Participation has waned, but that doesn't mean that equal weighted options still aren't viable. We explore this idea today.
While not as “exciting” as finding a completely new stock/sector idea, using the NDW platform to identify those points of consistent relative strength can be part of the foundation of a strong portfolio. With that in mind, today’s pulse will utilize relative strength charts (RS) to build on the idea that risk-on areas are still doing well… while blending in some themes about broader participation metrics which have waned as we moved through the back half of the year.
Starting briefly with the latter, we know that broad market participation still sits well off 2025 highs. ^BPSPX, which measures the percentage of S&P 500 stocks trading on PnF buy signals sits at 56%.... still above the halfway mark but well below the 2025 highs at 74% from the summer. This in of itself isn’t a “bad thing” but is certainly worth monitoring as we move into the Fall. Of course, more stocks participation in upside action will typically bode well for equal weighted strategies… which opens up our main topic for today.

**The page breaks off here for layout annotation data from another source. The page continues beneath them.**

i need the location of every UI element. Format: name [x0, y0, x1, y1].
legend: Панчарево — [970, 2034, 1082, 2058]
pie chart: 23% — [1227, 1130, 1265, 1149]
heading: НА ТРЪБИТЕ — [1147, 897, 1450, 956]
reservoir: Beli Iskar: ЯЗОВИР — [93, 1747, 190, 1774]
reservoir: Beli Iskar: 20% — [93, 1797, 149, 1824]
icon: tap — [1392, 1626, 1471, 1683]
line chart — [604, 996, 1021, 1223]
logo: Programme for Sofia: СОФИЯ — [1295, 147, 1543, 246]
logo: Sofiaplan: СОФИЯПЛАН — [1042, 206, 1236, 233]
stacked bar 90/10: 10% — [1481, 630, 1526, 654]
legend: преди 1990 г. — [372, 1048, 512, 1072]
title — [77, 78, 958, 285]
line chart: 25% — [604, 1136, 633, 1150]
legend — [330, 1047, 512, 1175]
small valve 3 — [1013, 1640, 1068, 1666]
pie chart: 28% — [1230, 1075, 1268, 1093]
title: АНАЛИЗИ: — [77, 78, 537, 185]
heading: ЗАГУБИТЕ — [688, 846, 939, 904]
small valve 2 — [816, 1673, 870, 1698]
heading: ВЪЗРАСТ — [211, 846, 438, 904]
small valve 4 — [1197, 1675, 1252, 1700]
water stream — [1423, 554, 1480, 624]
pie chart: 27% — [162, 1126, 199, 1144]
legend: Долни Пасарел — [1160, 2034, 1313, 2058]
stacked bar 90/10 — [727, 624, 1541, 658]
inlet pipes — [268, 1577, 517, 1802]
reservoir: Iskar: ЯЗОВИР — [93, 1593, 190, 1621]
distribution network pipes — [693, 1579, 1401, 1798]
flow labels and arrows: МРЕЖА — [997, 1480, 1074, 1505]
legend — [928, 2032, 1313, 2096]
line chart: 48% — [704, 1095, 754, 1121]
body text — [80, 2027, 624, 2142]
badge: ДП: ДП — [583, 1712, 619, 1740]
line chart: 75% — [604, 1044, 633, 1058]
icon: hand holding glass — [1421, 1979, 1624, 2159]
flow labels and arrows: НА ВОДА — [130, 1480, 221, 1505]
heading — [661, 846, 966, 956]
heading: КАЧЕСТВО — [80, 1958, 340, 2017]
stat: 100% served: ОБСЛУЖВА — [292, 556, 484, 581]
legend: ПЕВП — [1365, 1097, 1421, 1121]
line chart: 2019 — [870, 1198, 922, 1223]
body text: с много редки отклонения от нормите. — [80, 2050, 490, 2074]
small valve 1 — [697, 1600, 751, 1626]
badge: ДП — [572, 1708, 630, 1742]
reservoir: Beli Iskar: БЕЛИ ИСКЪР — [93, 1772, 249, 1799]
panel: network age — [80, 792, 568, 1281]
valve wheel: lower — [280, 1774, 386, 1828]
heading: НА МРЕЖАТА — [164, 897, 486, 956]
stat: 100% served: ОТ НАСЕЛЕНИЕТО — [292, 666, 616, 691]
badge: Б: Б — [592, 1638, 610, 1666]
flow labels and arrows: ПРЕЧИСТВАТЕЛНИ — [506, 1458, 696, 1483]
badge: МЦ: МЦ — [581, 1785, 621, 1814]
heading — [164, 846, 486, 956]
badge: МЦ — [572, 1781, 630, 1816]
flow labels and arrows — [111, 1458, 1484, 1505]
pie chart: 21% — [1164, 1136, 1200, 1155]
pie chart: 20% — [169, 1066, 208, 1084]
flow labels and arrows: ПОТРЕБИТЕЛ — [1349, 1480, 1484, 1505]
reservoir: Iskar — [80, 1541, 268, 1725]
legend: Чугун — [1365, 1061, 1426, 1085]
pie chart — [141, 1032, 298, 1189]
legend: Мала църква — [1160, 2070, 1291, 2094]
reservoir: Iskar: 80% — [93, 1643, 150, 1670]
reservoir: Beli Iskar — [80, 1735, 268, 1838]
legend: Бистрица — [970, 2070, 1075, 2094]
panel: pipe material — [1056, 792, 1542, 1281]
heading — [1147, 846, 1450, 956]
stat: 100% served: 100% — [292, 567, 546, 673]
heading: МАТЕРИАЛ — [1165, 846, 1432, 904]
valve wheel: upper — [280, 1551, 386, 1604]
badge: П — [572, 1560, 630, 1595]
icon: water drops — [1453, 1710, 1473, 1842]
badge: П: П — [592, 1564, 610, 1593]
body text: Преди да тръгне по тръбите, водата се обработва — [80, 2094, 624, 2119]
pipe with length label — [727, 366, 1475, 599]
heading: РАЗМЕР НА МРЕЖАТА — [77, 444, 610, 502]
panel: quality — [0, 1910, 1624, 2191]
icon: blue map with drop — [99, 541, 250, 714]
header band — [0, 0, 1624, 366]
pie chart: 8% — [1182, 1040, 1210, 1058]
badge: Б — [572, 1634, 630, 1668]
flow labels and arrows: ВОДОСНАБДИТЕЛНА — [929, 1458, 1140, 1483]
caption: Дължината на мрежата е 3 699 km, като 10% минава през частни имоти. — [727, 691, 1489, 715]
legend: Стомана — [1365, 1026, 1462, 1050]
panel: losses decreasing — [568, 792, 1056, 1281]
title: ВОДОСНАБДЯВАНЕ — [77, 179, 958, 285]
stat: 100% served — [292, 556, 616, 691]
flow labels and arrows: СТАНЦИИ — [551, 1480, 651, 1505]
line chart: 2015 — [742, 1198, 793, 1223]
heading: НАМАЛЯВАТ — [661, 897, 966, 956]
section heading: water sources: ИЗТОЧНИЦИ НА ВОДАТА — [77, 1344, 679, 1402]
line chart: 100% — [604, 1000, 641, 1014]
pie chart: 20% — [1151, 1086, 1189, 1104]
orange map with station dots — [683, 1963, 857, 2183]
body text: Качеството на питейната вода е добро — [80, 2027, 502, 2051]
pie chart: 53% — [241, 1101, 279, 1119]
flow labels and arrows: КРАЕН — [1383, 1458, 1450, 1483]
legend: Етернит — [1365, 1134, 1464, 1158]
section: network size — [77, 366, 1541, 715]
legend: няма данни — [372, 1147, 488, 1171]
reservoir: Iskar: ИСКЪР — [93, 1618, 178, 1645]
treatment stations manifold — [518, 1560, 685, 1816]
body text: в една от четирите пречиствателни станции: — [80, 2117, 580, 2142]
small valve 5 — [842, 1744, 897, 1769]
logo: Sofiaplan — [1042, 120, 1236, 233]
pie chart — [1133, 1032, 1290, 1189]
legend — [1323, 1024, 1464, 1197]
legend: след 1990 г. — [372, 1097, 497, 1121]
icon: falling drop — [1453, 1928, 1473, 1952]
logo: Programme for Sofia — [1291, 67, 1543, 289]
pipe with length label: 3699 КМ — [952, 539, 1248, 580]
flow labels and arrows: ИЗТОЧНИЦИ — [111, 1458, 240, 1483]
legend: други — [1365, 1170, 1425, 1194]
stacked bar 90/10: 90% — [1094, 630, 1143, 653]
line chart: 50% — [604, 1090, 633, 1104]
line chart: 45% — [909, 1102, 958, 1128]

Most of you probably think about using relative strength to determine between two stocks, or maybe one stock and a major index/cash. Zooming out a bit, we can also use relative strength charts to identify major themes in the market. One of the most typical of these broad market relative strength comparison pits consumer discretionary (risk-on) against consumer staples (risk-off) to identify just what kinds of stocks might be in control. It should come as no surprise that risk-on options are doing quite well, but finding ways to quantify that can be difficult. Looping back in our opening participation conversation from the start, we can utilize equal weight representatives for both sectors (RSPD & RSPS) as proxies for comparison. As detailed in the chart below, RSPD most recently posted a 4th consecutive RS buy signal against RSPS, moving to its highest point of “relative price” over the last 35 years. Reminder, there are some out there that would look at this as a bad sign- us chartists typically won’t. The main takeaway here is that the “average” consumer cyclicals stock is relative stronger than the average consumer staples stock. Switching between RSPD & RSPS based on signals has been historically additive.
Cap weighted names still remain in control. Taking our equal weight “winner” RSPD, we can compare that fund to its cap weighted counterpart XLY. XLY remains on an RS buy signal against RSPD, despite moving back into a column of O’s against the fund earlier this year. From a pure performance perspective, XLY lags behind RSPD so far this year but a continued rotation towards a smaller subset of cap weighted names is certainly worth watching as we journey through a traditionally bumpy month of September.